Swamp Kiokio is a native New Zealand fern often found growing in wetlands with Harakeke.
These species are all attracted to and enjoy nectar from the flax flower, kowhai, pohutukawa and any other flowers growing in this forest.
- Bellbird/ Korimako
- NZ Saddlebacks/Tīeke
- Native New Zealand gecko
- Numerous amounts of insects
The forest bathing experience I want to provide my guests is quite sensory. The kinds of sounds you will be able to hear in my bathhouse is the many water features which creates that relaxing and tranquil trickling sound. This is provided by the features water fountain, trickling wall, and infinity pools, where water pours and flows into another then out into the forest then back to the fountain source.

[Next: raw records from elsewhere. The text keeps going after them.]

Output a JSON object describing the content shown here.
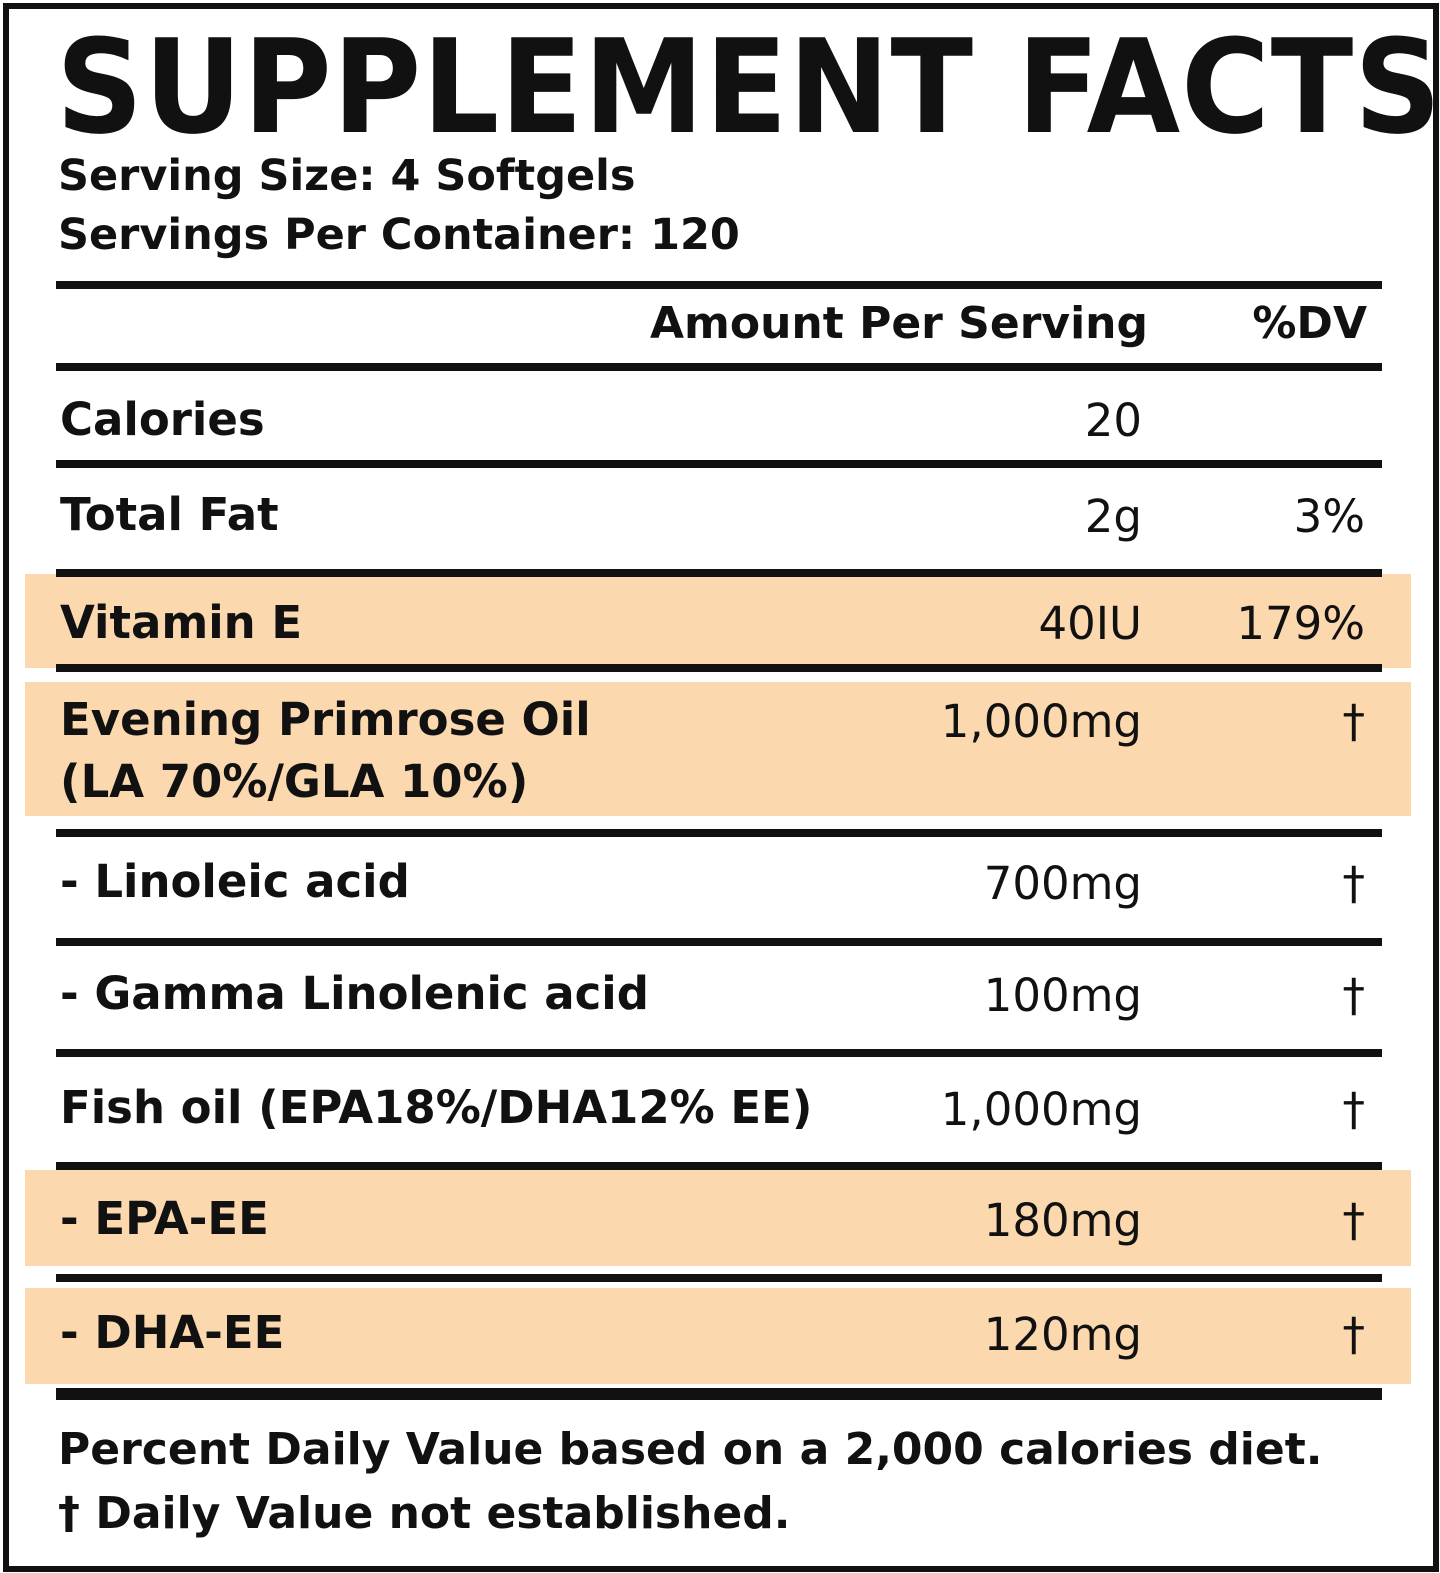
{
  "panel": {
    "title": "SUPPLEMENT FACTS",
    "serving_size": "Serving Size: 4 Softgels",
    "servings_per_container": "Servings Per Container: 120"
  },
  "columns": {
    "amount": "Amount Per Serving",
    "dv": "%DV"
  },
  "highlight_color": "#fbd8ae",
  "rows": [
    {
      "name": "Calories",
      "amount": "20",
      "dv": ""
    },
    {
      "name": "Total Fat",
      "amount": "2g",
      "dv": "3%"
    },
    {
      "name": "Vitamin E",
      "amount": "40IU",
      "dv": "179%",
      "highlighted": true
    },
    {
      "name": "Evening Primrose Oil",
      "name_line2": "(LA 70%/GLA 10%)",
      "amount": "1,000mg",
      "dv": "†",
      "highlighted": true
    },
    {
      "name": "- Linoleic acid",
      "amount": "700mg",
      "dv": "†"
    },
    {
      "name": "- Gamma Linolenic acid",
      "amount": "100mg",
      "dv": "†"
    },
    {
      "name": "Fish oil (EPA18%/DHA12% EE)",
      "amount": "1,000mg",
      "dv": "†"
    },
    {
      "name": "- EPA-EE",
      "amount": "180mg",
      "dv": "†",
      "highlighted": true
    },
    {
      "name": "- DHA-EE",
      "amount": "120mg",
      "dv": "†",
      "highlighted": true
    }
  ],
  "footnotes": [
    "Percent Daily Value based on a 2,000 calories diet.",
    "† Daily Value not established."
  ]
}
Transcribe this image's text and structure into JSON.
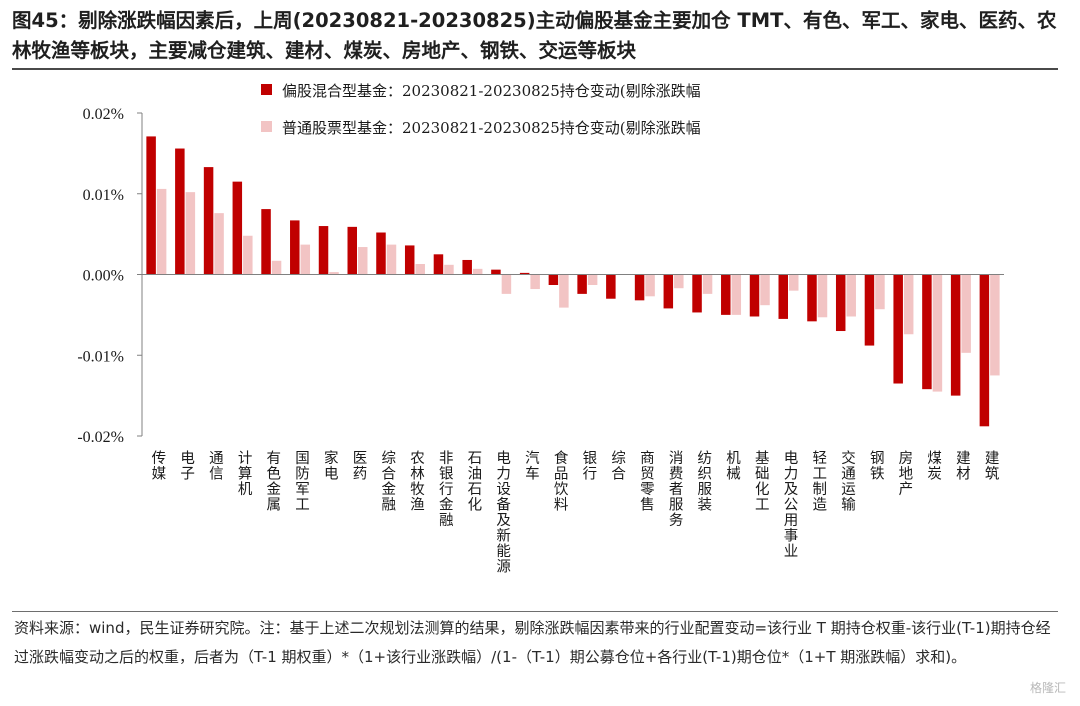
{
  "title": "图45：剔除涨跌幅因素后，上周(20230821-20230825)主动偏股基金主要加仓 TMT、有色、军工、家电、医药、农林牧渔等板块，主要减仓建筑、建材、煤炭、房地产、钢铁、交运等板块",
  "note": "资料来源：wind，民生证券研究院。注：基于上述二次规划法测算的结果，剔除涨跌幅因素带来的行业配置变动=该行业 T 期持仓权重-该行业(T-1)期持仓经过涨跌幅变动之后的权重，后者为（T-1 期权重）*（1+该行业涨跌幅）/(1-（T-1）期公募仓位+各行业(T-1)期仓位*（1+T 期涨跌幅）求和)。",
  "watermark": "格隆汇",
  "chart_data": {
    "type": "bar",
    "categories": [
      "传媒",
      "电子",
      "通信",
      "计算机",
      "有色金属",
      "国防军工",
      "家电",
      "医药",
      "综合金融",
      "农林牧渔",
      "非银行金融",
      "石油石化",
      "电力设备及新能源",
      "汽车",
      "食品饮料",
      "银行",
      "综合",
      "商贸零售",
      "消费者服务",
      "纺织服装",
      "机械",
      "基础化工",
      "电力及公用事业",
      "轻工制造",
      "交通运输",
      "钢铁",
      "房地产",
      "煤炭",
      "建材",
      "建筑"
    ],
    "series": [
      {
        "name": "偏股混合型基金：20230821-20230825持仓变动(剔除涨跌幅",
        "color": "#c00000",
        "values": [
          0.0171,
          0.0156,
          0.0133,
          0.0115,
          0.0081,
          0.0067,
          0.006,
          0.0059,
          0.0052,
          0.0036,
          0.0025,
          0.0018,
          0.0006,
          0.0002,
          -0.0013,
          -0.0024,
          -0.003,
          -0.0032,
          -0.0042,
          -0.0047,
          -0.005,
          -0.0052,
          -0.0055,
          -0.0058,
          -0.007,
          -0.0088,
          -0.0135,
          -0.0142,
          -0.015,
          -0.0188
        ]
      },
      {
        "name": "普通股票型基金：20230821-20230825持仓变动(剔除涨跌幅",
        "color": "#f2c4c4",
        "values": [
          0.0106,
          0.0102,
          0.0076,
          0.0048,
          0.0017,
          0.0037,
          0.0003,
          0.0034,
          0.0037,
          0.0013,
          0.0012,
          0.0007,
          -0.0024,
          -0.0018,
          -0.0041,
          -0.0013,
          0.0,
          -0.0027,
          -0.0017,
          -0.0024,
          -0.005,
          -0.0038,
          -0.002,
          -0.0053,
          -0.0052,
          -0.0043,
          -0.0074,
          -0.0145,
          -0.0097,
          -0.0125
        ]
      }
    ],
    "yticks": [
      "0.02%",
      "0.01%",
      "0.00%",
      "-0.01%",
      "-0.02%"
    ],
    "ylim": [
      -0.02,
      0.02
    ],
    "legend_position": "top-center"
  }
}
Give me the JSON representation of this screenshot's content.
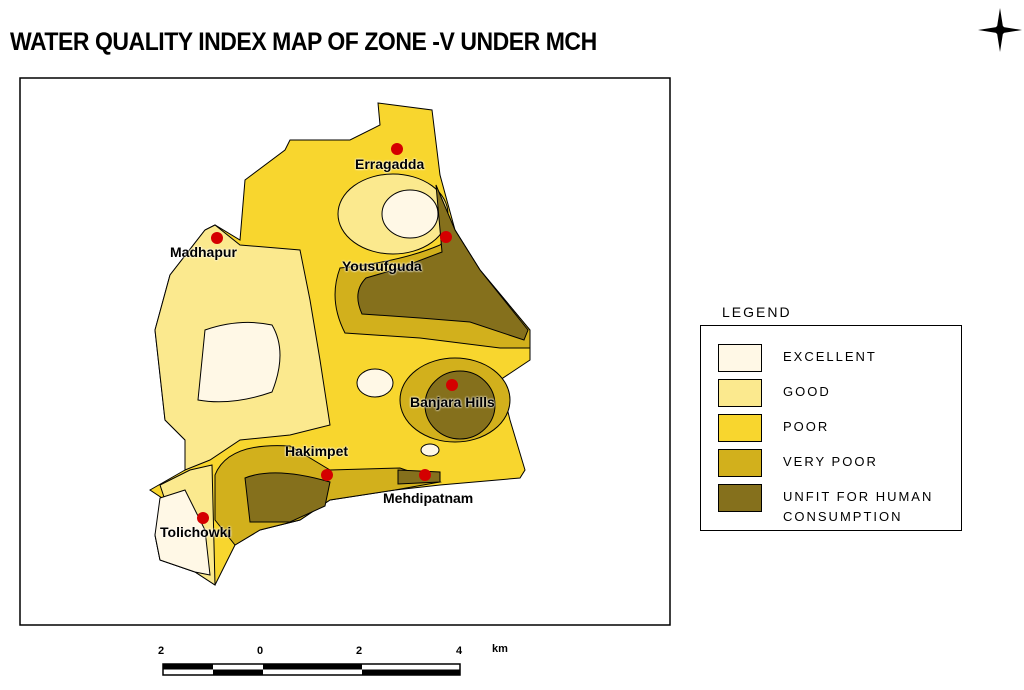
{
  "title": "WATER QUALITY INDEX MAP OF ZONE -V UNDER MCH",
  "places": [
    {
      "label": "Erragadda"
    },
    {
      "label": "Madhapur"
    },
    {
      "label": "Yousufguda"
    },
    {
      "label": "Banjara Hills"
    },
    {
      "label": "Hakimpet"
    },
    {
      "label": "Mehdipatnam"
    },
    {
      "label": "Tolichowki"
    }
  ],
  "legend": {
    "title": "LEGEND",
    "items": [
      {
        "label": "EXCELLENT",
        "color": "#fff8e6"
      },
      {
        "label": "GOOD",
        "color": "#fbe98e"
      },
      {
        "label": "POOR",
        "color": "#f8d62e"
      },
      {
        "label": "VERY POOR",
        "color": "#d2b01c"
      },
      {
        "label": "UNFIT FOR HUMAN CONSUMPTION",
        "color": "#85701c"
      }
    ]
  },
  "scale_bar": {
    "ticks": [
      "2",
      "0",
      "2",
      "4"
    ],
    "unit": "km"
  }
}
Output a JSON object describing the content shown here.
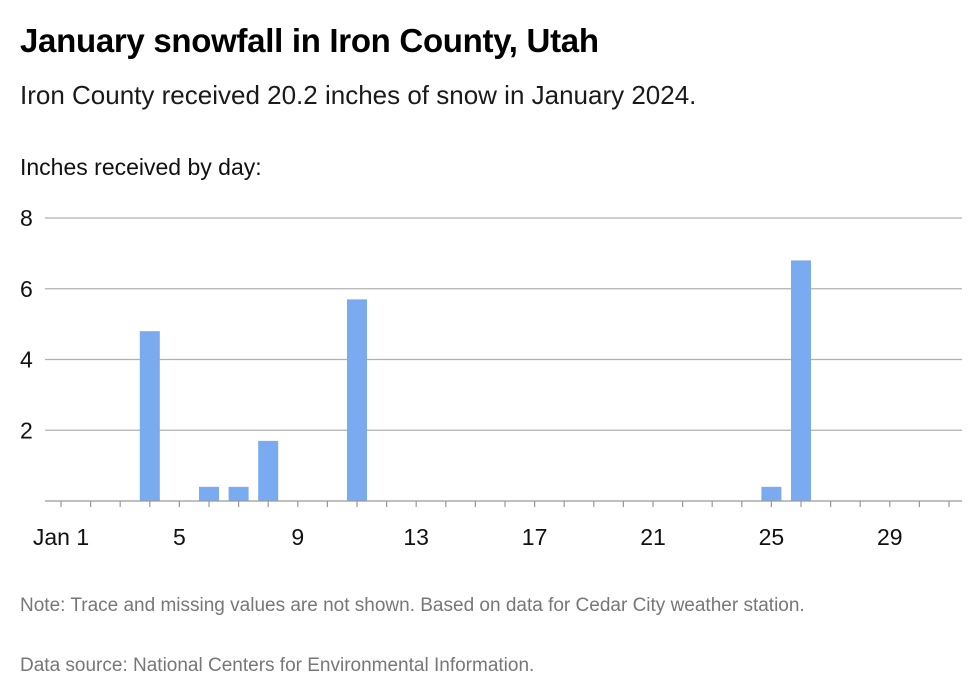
{
  "header": {
    "title": "January snowfall in Iron County, Utah",
    "subtitle": "Iron County received 20.2 inches of snow in January 2024."
  },
  "footer": {
    "note": "Note: Trace and missing values are not shown. Based on data for Cedar City weather station.",
    "source": "Data source: National Centers for Environmental Information."
  },
  "colors": {
    "bar": "#7aaaf0",
    "grid": "#b0b0b0"
  },
  "chart_data": {
    "type": "bar",
    "title": "January snowfall in Iron County, Utah",
    "subtitle": "Iron County received 20.2 inches of snow in January 2024.",
    "ylabel": "Inches received by day:",
    "xlabel": "",
    "ylim": [
      0,
      8
    ],
    "y_ticks": [
      2,
      4,
      6,
      8
    ],
    "x_ticks": [
      1,
      5,
      9,
      13,
      17,
      21,
      25,
      29
    ],
    "x_tick_labels": [
      "Jan 1",
      "5",
      "9",
      "13",
      "17",
      "21",
      "25",
      "29"
    ],
    "x_range": [
      1,
      31
    ],
    "grid": true,
    "legend": "none",
    "days": [
      1,
      2,
      3,
      4,
      5,
      6,
      7,
      8,
      9,
      10,
      11,
      12,
      13,
      14,
      15,
      16,
      17,
      18,
      19,
      20,
      21,
      22,
      23,
      24,
      25,
      26,
      27,
      28,
      29,
      30,
      31
    ],
    "values": [
      0,
      0,
      0,
      4.8,
      0,
      0.4,
      0.4,
      1.7,
      0,
      0,
      5.7,
      0,
      0,
      0,
      0,
      0,
      0,
      0,
      0,
      0,
      0,
      0,
      0,
      0,
      0.4,
      6.8,
      0,
      0,
      0,
      0,
      0
    ]
  }
}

You will also be able to hear the lovely bird and insect sounds from the bathing area with the large open window, allowing visitors to immerse themselves in the sounds, greenery and flower colours, forest and bathhouse textures etc.
Around most of the walls and columns of the bathhouse I have English Ivy vines cascading down which bring the nature of the lush green forest inside. It also makes for a old Roman historical look. The native New Zealand, recycled Rimu slats attached to the ceiling ties the room together, further enhancing the experience of being one with our New Zealand environment.
Lighting– There are also many light features in the bathhouse creating ambiance and warmth. This includes a warm white strip light along the top of the trickling wall, along the bottom of each step into the pool, under the bar table and a ring light around bathroom mirrors. These lights aren’t too bright or harsh so that the focus is still on the forest and center point of fountain.